In the 1970s, the steel industry stopped investing in the South Works in SE Chicago. By 1992, the last South Works facility closed, though plants had been closing since the 1970s. The place shifted from industrial anchor to cultural venue.
Boys Town emerged after WWII. It was energized in the 1970s and had the first Gay Pride Parade in 1970. In the 21st century, it's been gentrified and "de-queered"/mainstreamed. Straight affluents have moved in.
Neoliberalism affects historical preservation. It sees it in only monetary terms. It focuses on profit, not social/cultural importance on its own. But people have fought against it.
People like owning homes. There's a crisis of affordability as local/global elites price out local poor. People try to stay solvent by taking advantage of the expansion of credit -but then comes 2008. The foreclosure crisis of 2005-12 devastated some areas. Places like Engelwood, Austin, and Oakland all had about 40 mortgages per 100 residential parcels in 2005, but just 3-6 in 2012. Minorities were really hurt. Neoliberal home ownership policies had failed as it led to a vicious cycle of bad credit, foreclosures, and lower prices.
The failure of Chicago's Olympic bid showed a differing view of how neoliberalism should work. It's failure led to zero self-reflection on the part of city leaders. Their bid was low budge, limited infrastructure and it's privitized nature lost to better state-funded ventures. There were no plans to use the Olympcis to do large-scale infrastructure projects that could create lasting value (public transit, public facilities). But leaders claimed it would lead to lasting change anyway. The push began in 2006, and in 2007 it won USOC support as a finalist. Two groups opposed: neighborhood groups and anti-corruption groups. These groups distrusted the city's elite. Many were annoyed not just by the big, but by how they were treated. The tone o foutreach to them was "one way" in the tenor of public meetings. (Accept this because we say so). Being the first city eliminated in the final round horrified the elite, but they haven't taken any lessons. It was RMD's last gasp.

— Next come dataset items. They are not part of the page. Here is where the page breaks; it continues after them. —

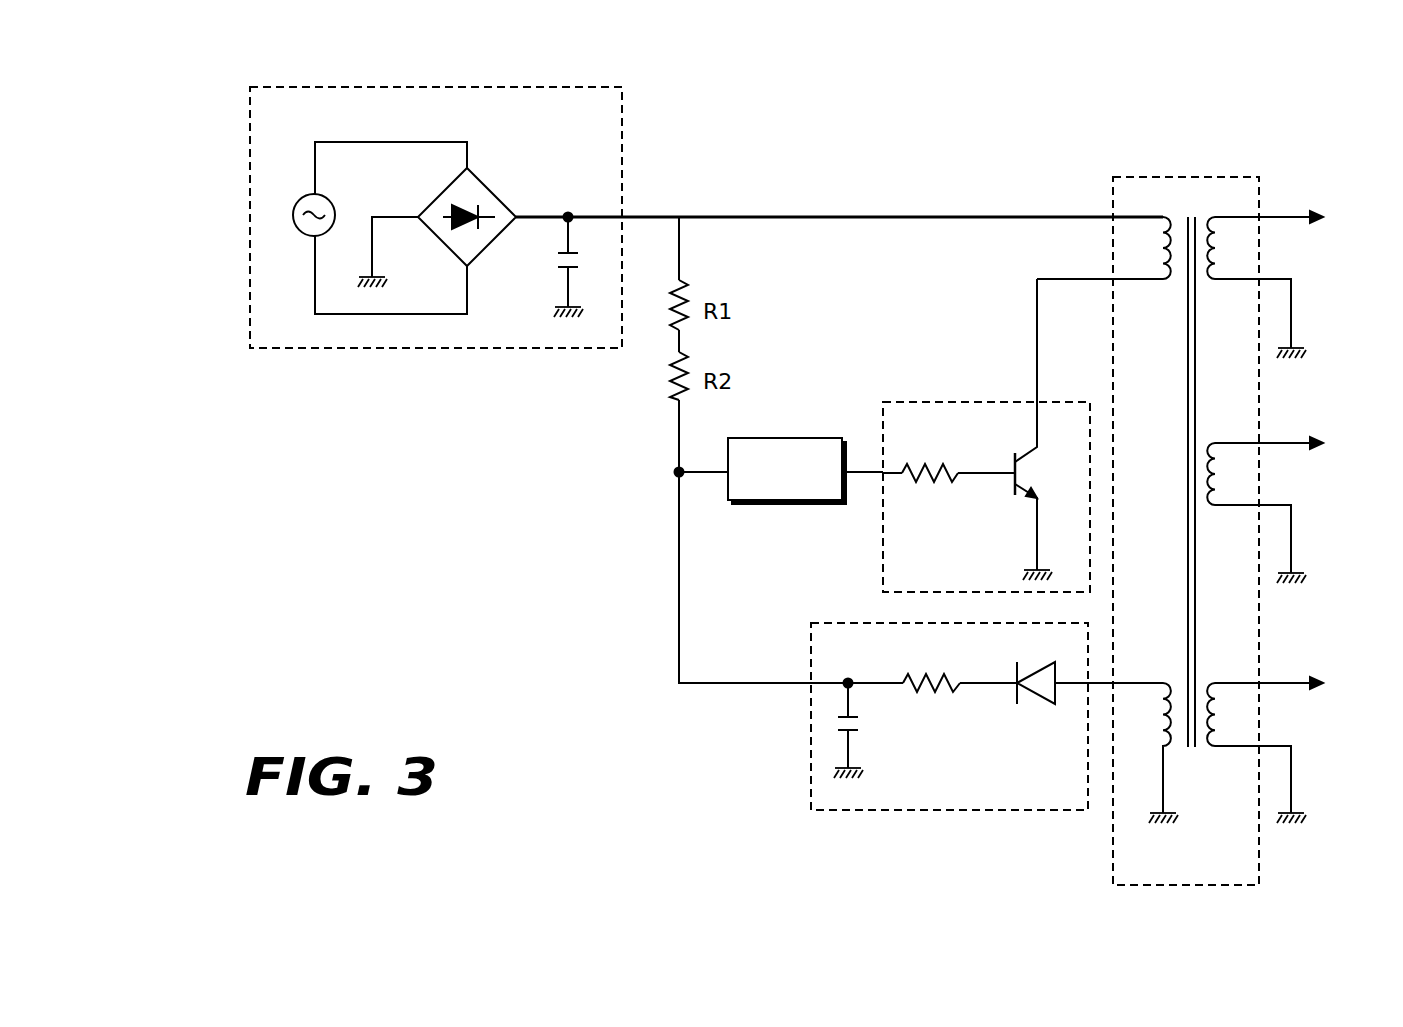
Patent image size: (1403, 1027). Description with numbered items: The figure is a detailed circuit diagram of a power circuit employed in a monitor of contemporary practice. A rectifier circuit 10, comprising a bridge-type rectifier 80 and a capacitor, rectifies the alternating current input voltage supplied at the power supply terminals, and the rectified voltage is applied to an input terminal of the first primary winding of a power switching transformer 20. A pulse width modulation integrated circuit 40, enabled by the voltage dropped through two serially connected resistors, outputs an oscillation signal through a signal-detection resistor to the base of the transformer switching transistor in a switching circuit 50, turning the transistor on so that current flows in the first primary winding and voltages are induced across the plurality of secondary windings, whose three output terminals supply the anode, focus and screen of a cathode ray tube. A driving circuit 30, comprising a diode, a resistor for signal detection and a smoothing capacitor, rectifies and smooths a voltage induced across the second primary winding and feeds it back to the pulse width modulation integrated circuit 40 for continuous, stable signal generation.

The rectifier circuit 10 is at (454, 87).
The bridge rectifier 80 is at (494, 193).
The power switching transformer 20 is at (1205, 177).
The pulse width modulation integrated circuit 40 is at (770, 438).
The switching circuit 50 is at (930, 402).
The driving circuit 30 is at (836, 623).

In 2003, the city began using really high visibility cameras to deter street crime. These cameras, called PODs, cost $10,000 each. It's the cutting edge of urban surveillance and helps the city cut the the number of cops by 13% as the cameras have expanded. Cameras are subjected to automated data analysis to determine crime as that leads to less man hours watching it. Facial recognizition software is used by 2013. Red light cameras came in 2003 as revenue generators. Polling shows that most support the cameras.
Chicago is a big neoliberal city, but it's not invulnerable. It's not as central to neoliberalism as NYC, London, or Tokyo. Electronic trading has hurt the old exchange floors. Orlando and Vegas take conventions. Full employment in well-paying jobs is fading. Neoliberalism leads to polarization, fragmentation, and disparity. Neighbhorhood activism is down from its 1970s/80s peak.